Ex-Charlotte mayor pleads guilty in corruption case
Posted June 3, 2014
CHARLOTTE, N.C. — Former Charlotte Mayor Patrick Cannon pleaded guilty Tuesday to a public corruption charge, ending a remarkable rise for a man raised by a single mother in one of the city's poorest neighborhoods.
Cannon's guilty plea was on a single count of honest services wire fraud, which carries a sentence of up to 20 years in prison and a $250,000 fine. An FBI sting recorded him accepting thousands of dollars in cash and airline tickets from undercover agents posing as businessmen, according to court documents.
"Yes, sir, your honor, I am," Cannon, a 47-year-old Democrat, told U.S. Magistrate Judge David Cayer when asked whether he was guilty. Cannon also said he understood that he faced a potential sentence of 20 years.
Cayer accepted the guilty plea, and Cannon left the courthouse free on bond. A sentencing date will be set at a later hearing before a U.S. district court judge. Prosecutors said Cannon's continued release would help promote further cooperation with the ongoing FBI investigation.

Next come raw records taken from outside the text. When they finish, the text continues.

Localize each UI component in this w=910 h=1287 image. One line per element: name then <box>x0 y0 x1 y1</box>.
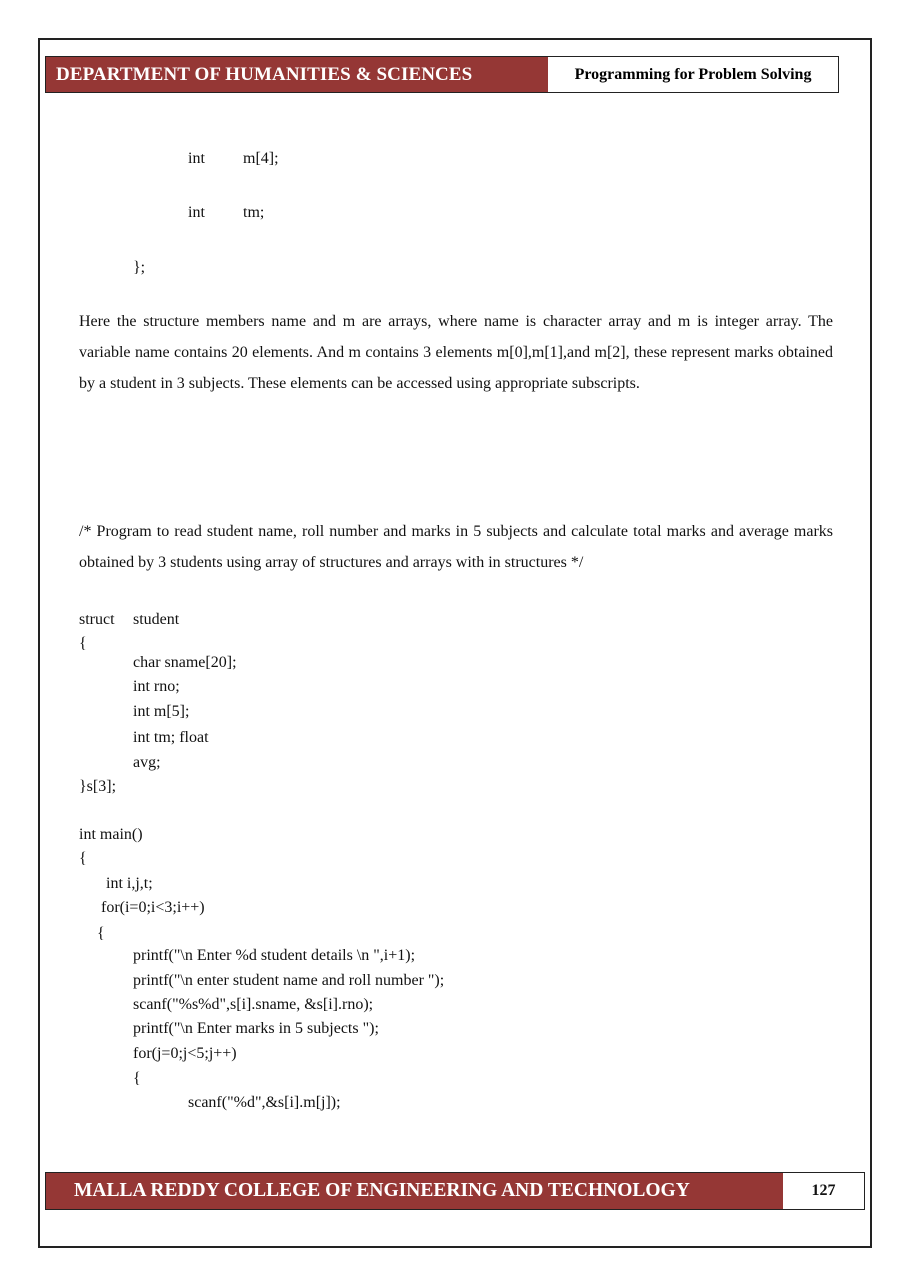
page-footer <box>45 1172 865 1210</box>
code-line: printf("\n Enter %d student details \n ",i+1); <box>133 947 416 964</box>
code-line: int rno; <box>133 678 180 695</box>
code-line: scanf("%d",&s[i].m[j]); <box>188 1094 341 1111</box>
code-line: int m[5]; <box>133 703 190 720</box>
code-brace: { <box>79 635 87 652</box>
page-header <box>45 56 839 93</box>
code-line: char sname[20]; <box>133 654 237 671</box>
page-border <box>38 38 872 1248</box>
code-line: int tm; float <box>133 729 209 746</box>
program-comment: /* Program to read student name, roll number and marks in 5 subjects and calculate total marks and average marks obtained by 3 students using array of structures and arrays with in structures */ <box>79 523 833 571</box>
code-struct-close: }; <box>133 259 146 276</box>
subject-title: Programming for Problem Solving <box>548 57 838 92</box>
code-type: int <box>188 150 205 167</box>
code-line: for(i=0;i<3;i++) <box>101 899 205 916</box>
code-main-signature: int main() <box>79 826 143 843</box>
code-line: for(j=0;j<5;j++) <box>133 1045 237 1062</box>
code-struct-keyword: struct <box>79 611 115 628</box>
code-brace: { <box>79 850 87 867</box>
code-line: scanf("%s%d",s[i].sname, &s[i].rno); <box>133 996 374 1013</box>
code-brace: { <box>133 1070 141 1087</box>
code-member: m[4]; <box>243 150 279 167</box>
college-name: MALLA REDDY COLLEGE OF ENGINEERING AND TECHNOLOGY <box>46 1173 783 1209</box>
page-number: 127 <box>783 1173 864 1209</box>
code-member: tm; <box>243 204 265 221</box>
code-line: printf("\n Enter marks in 5 subjects "); <box>133 1020 379 1037</box>
code-line: printf("\n enter student name and roll number "); <box>133 972 445 989</box>
code-struct-end: }s[3]; <box>79 778 117 795</box>
code-brace: { <box>97 925 105 942</box>
code-type: int <box>188 204 205 221</box>
code-struct-name: student <box>133 611 180 628</box>
department-title: DEPARTMENT OF HUMANITIES & SCIENCES <box>46 57 548 92</box>
paragraph-arrays-explanation: Here the structure members name and m are arrays, where name is character array and m is integer array. The variable name contains 20 elements. And m contains 3 elements m[0],m[1],and m[2], these represent marks obtained by a student in 3 subjects. These elements can be accessed using appropriate subscripts. <box>79 313 833 392</box>
code-line: avg; <box>133 754 161 771</box>
code-line: int i,j,t; <box>106 875 153 892</box>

"I am deeply sorry. I love Charlotte. It is the city of my birth," Cannon said in prepared remarks before a bank of TV cameras outside the federal courthouse. "Today, I have acknowledged being guilty of accepting monies for constituent services, something that should never have been done while serving in elected office."
Cannon was arrested March 26 and resigned the same day, less than six months after taking office. The investigation began in August 2010 after a tip from a local undercover officer about public corruption. At the time, Cannon was a city councilman.
Cannon was first elected to the City Council in 1993 and became mayor in November, replacing Anthony Foxx, who was named transportation secretary by President Obama. Cannon also started his own company that manages 25,000 parking spaces, most of them in the city's central business district.
According to the federal criminal complaint, Cannon accepted more than $48,000 in cash, airline tickets, a hotel room and the use of a luxury apartment from FBI agents posing as real estate developers who wanted to do work with North Carolina's largest city. Cannon also is accused of soliciting up to $1 million more in bribes from the undercover agents.
"It breaks my heart that he did such a thing, and it breaks my heart for the city that I love," said Gov. Pat McCrory, a former Charlotte mayor. "It breaks my heart for an individual I cared a great deal about. The city needs to correct anything that encouraged that type of activity."